Custom foot orthotics are made with the sole intent of helping support and comfort your specific foot size and shape.
This makes them invaluable to helping you walk better, as well as decreasing your level of foot, knee, or lower back pain related to abnormal motion of your feet or other foot-related conditions.
How are the orthotics made to ensure that they fit your feet properly? Well, there are a few different casting options, all of which have their advantages.
Plaster slipper casting
In an article posted on OandP.com, a website devoted to orthotics and prosthetics information, Séamus Kennedy, certified pedorthist and president of Hersco Orthotic Labs, referred to the plastic slipper cast as “the gold standard of casting methods.” He said this type of cast works great for foot orthotics that are designed to improve the function of the foot (versus foot orthotics created to improve comfort).1
Kennedy also said plaster casting is the best method to use when the foot is in the subtalar joint neutral position; however, research published in the Journal of Rehabilitation Research and Development suggested that the subtalar joint neutral position isn’t necessary. After testing 20 subjects and using digital scanning to analyze each mold, the researchers concluded “that as long as the forefoot and hindfoot are appropriately aligned, variations in the orientation of the subtalar joint would be acceptable.”2
A downside to plaster casts is that it takes a decent amount of time to obtain and you need to make sure it shows great detail, which isn’t always easy to do. Furthermore, those with foot flexibility issues will have more difficulty getting a good plastic cast.
Synthetic slipper casting socks
Another casting option is one that involves using synthetic polyester and Lycra® casting socks. The nice thing about choosing this over plaster is that there is no mess. Plus, you can get a mold in just a couple of minutes, so it is possible to get it to the lab more quickly than plaster molds, which require at least 24 hours to properly dry.
Additionally, because the mold takes so quickly with the synthetic materials, it may be easier to use this type of casting on small children who seem to have a difficult time sitting still for any length of time. Of course, this would also be beneficial for someone who is in a great deal of foot-related pain and has a hard time keeping their foot in one position for too long.
Impression foam casting
A third casting option is impression foam, and this method is used roughly 65 percent of the time.1 Impression foam is beneficial if you are taking an accommodative foot mold, which is created to help relieve pain in a certain area of the foot.

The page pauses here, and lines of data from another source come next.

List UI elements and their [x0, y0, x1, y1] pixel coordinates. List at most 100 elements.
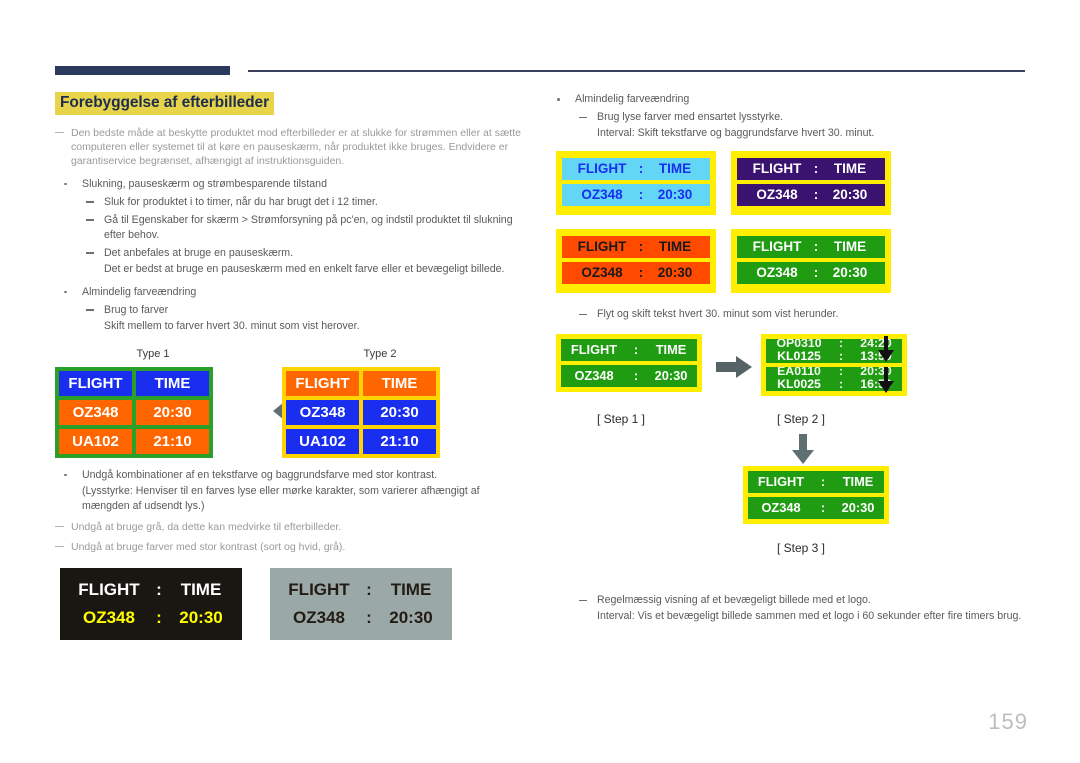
- intro-note: Den bedste måde at beskytte produktet mo…: [55, 126, 530, 169]
- sub-two-hours: Sluk for produktet i to timer, når du ha…: [55, 195, 530, 210]
- sample-gray-text: OZ348: [293, 608, 345, 628]
- page-title: Forebyggelse af efterbilleder: [55, 92, 274, 115]
- step1-row: OZ348:20:30: [561, 365, 697, 387]
- color-panel-text: OZ348: [581, 187, 623, 202]
- step2-text: EA0110: [777, 367, 821, 378]
- bullet-avoid-contrast-detail: (Lysstyrke: Henviser til en farves lyse …: [82, 484, 480, 512]
- type1-cell: FLIGHT: [59, 370, 132, 396]
- step-sequence-figure: FLIGHT: TIME OZ348:20:30 OP0310:24:20 KL012…: [548, 334, 1028, 555]
- color-panel-text: :: [813, 265, 819, 280]
- bullet-shutdown: Slukning, pauseskærm og strømbesparende …: [55, 177, 530, 192]
- step1-text: :: [633, 342, 639, 357]
- step3-board: FLIGHT: TIME OZ348:20:30: [743, 466, 889, 524]
- step2-text: OP0310: [776, 339, 822, 350]
- type2-label: Type 2: [363, 347, 397, 360]
- right-bullet-color-change: Almindelig farveændring: [548, 92, 1028, 107]
- manual-page: Forebyggelse af efterbilleder Den bedste…: [0, 0, 1080, 763]
- sample-dark-text: OZ348: [83, 608, 135, 628]
- sample-dark-row: OZ348:20:30: [60, 604, 242, 632]
- sub-screensaver: Det anbefales at bruge en pauseskærm.: [55, 246, 530, 261]
- step2-text: 16:50: [860, 376, 892, 391]
- color-panel-row: FLIGHT: TIME: [737, 158, 885, 180]
- type1-cell: UA102: [59, 428, 132, 454]
- step3-label: [ Step 3 ]: [776, 541, 826, 555]
- sample-boards-figure: FLIGHT: TIME OZ348:20:30 FLIGHT: TIME OZ348:…: [55, 568, 530, 650]
- flight-board-type2: FLIGHT TIME OZ348 20:30 UA102 21:10: [282, 366, 440, 458]
- sample-dark-text: :: [156, 580, 162, 600]
- color-panel-green: FLIGHT: TIME OZ348:20:30: [731, 229, 891, 293]
- color-panel-row: FLIGHT: TIME: [737, 236, 885, 258]
- color-panel-text: TIME: [833, 239, 867, 254]
- type-boards-figure: Type 1 Type 2 FLIGHT TIME OZ348 20:30 UA102 2…: [55, 348, 530, 460]
- type2-cell: UA102: [286, 428, 359, 454]
- step2-text: :: [838, 339, 844, 350]
- sample-gray-text: :: [366, 608, 372, 628]
- sample-dark-text: TIME: [180, 580, 222, 600]
- bullet-color-change: Almindelig farveændring: [55, 285, 530, 300]
- sample-dark-text: 20:30: [179, 608, 223, 628]
- sample-gray-text: :: [366, 580, 372, 600]
- type2-cell: FLIGHT: [286, 370, 359, 396]
- color-panel-lightblue: FLIGHT: TIME OZ348:20:30: [556, 151, 716, 215]
- sub-power-settings: Gå til Egenskaber for skærm > Strømforsy…: [55, 213, 530, 243]
- color-panel-row: FLIGHT: TIME: [562, 236, 710, 258]
- type1-row: FLIGHT TIME: [59, 370, 209, 396]
- color-panel-text: :: [813, 239, 819, 254]
- type2-cell: 20:30: [363, 399, 436, 425]
- color-panel-row: OZ348:20:30: [562, 184, 710, 206]
- flight-board-type1: FLIGHT TIME OZ348 20:30 UA102 21:10: [55, 366, 213, 458]
- step2-text: 20:30: [860, 367, 892, 378]
- type1-cell: OZ348: [59, 399, 132, 425]
- color-panel-orange: FLIGHT: TIME OZ348:20:30: [556, 229, 716, 293]
- scroll-down-arrow-icon-1: [878, 336, 894, 367]
- color-panel-text: TIME: [658, 239, 692, 254]
- color-panel-text: TIME: [833, 161, 867, 176]
- note-avoid-gray: Undgå at bruge grå, da dette kan medvirk…: [55, 520, 530, 534]
- left-column: Forebyggelse af efterbilleder Den bedste…: [55, 92, 530, 650]
- step1-text: OZ348: [574, 368, 614, 383]
- step3-row: FLIGHT: TIME: [748, 471, 884, 493]
- step2-text: 13:50: [860, 348, 892, 363]
- sample-board-gray: FLIGHT: TIME OZ348:20:30: [270, 568, 452, 641]
- type2-row: OZ348 20:30: [286, 399, 436, 425]
- color-panel-text: OZ348: [756, 187, 798, 202]
- step3-row: OZ348:20:30: [748, 497, 884, 519]
- type2-cell: 21:10: [363, 428, 436, 454]
- right-sub-bright-colors: Brug lyse farver med ensartet lysstyrke.: [548, 110, 1028, 125]
- color-panel-text: :: [813, 161, 819, 176]
- color-panel-text: :: [638, 265, 644, 280]
- right-sub-logo-image-detail: Interval: Vis et bevægeligt billede samm…: [597, 610, 1022, 622]
- color-panel-text: FLIGHT: [577, 161, 627, 176]
- sample-gray-text: 20:30: [389, 608, 433, 628]
- step2-text: :: [838, 367, 844, 378]
- color-panel-text: :: [638, 161, 644, 176]
- step2-text: KL0125: [777, 348, 821, 363]
- step1-text: :: [633, 368, 639, 383]
- type2-cell: OZ348: [286, 399, 359, 425]
- right-sub-logo-image: Regelmæssig visning af et bevægeligt bil…: [548, 593, 1028, 608]
- step3-text: TIME: [842, 474, 874, 489]
- step3-text: 20:30: [841, 500, 875, 515]
- big-down-arrow-icon: [792, 434, 814, 469]
- step2-text: KL0025: [777, 376, 821, 391]
- type2-cell: TIME: [363, 370, 436, 396]
- step3-text: OZ348: [761, 500, 801, 515]
- sample-dark-text: :: [156, 608, 162, 628]
- color-panel-text: OZ348: [756, 265, 798, 280]
- sub-two-colors-detail: Skift mellem to farver hvert 30. minut s…: [104, 319, 360, 332]
- sub-screensaver-detail: Det er bedst at bruge en pauseskærm med …: [104, 262, 505, 275]
- page-number: 159: [988, 709, 1028, 734]
- right-column: Almindelig farveændring Brug lyse farver…: [548, 92, 1028, 624]
- color-panel-row: FLIGHT: TIME: [562, 158, 710, 180]
- color-panel-text: 20:30: [832, 187, 868, 202]
- sample-board-dark: FLIGHT: TIME OZ348:20:30: [60, 568, 242, 641]
- color-panel-text: TIME: [658, 161, 692, 176]
- right-arrow-icon: [716, 356, 752, 383]
- step2-label: [ Step 2 ]: [776, 412, 826, 426]
- type1-cell: 21:10: [136, 428, 209, 454]
- color-panel-text: :: [638, 187, 644, 202]
- bullet-avoid-contrast: Undgå kombinationer af en tekstfarve og …: [55, 468, 530, 483]
- step2-text: :: [838, 348, 844, 363]
- step3-text: :: [820, 474, 826, 489]
- step1-text: FLIGHT: [570, 342, 618, 357]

Just like with synthetic slipper casting socks, this option is quicker and easier to use than plaster casting, and the patient can be sitting versus having to lie down. The key to getting a good impression foam cast is to use slow, controlled movements and to avoid taking the impression on tile flooring, as the box that contains the impression foam may slip.
What happens after casting
Once the casts are made, they are shipped to an orthotic laboratory with the podiatrist’s prescription. According to Chicago Podiatric Surgeons, it then goes through 27 different steps over the course of approximately two weeks, finally resulting in custom foot orthotics made just for you.3
1 Kennedy S. “Casting for foot orthotics—what works best?” oandp.com. http://www.oandp.com/articles/2004-08_08.asp. Published August 2004. Accessed February 2015.
2 Hutchins SW, Lee CK, Lee WC, Leung AK. Is it important to position foot in subtalar joint neutral position during non-weight-bearing molding for foot orthoses? J Rehabil Res Dev. 2012:49(3);459–466.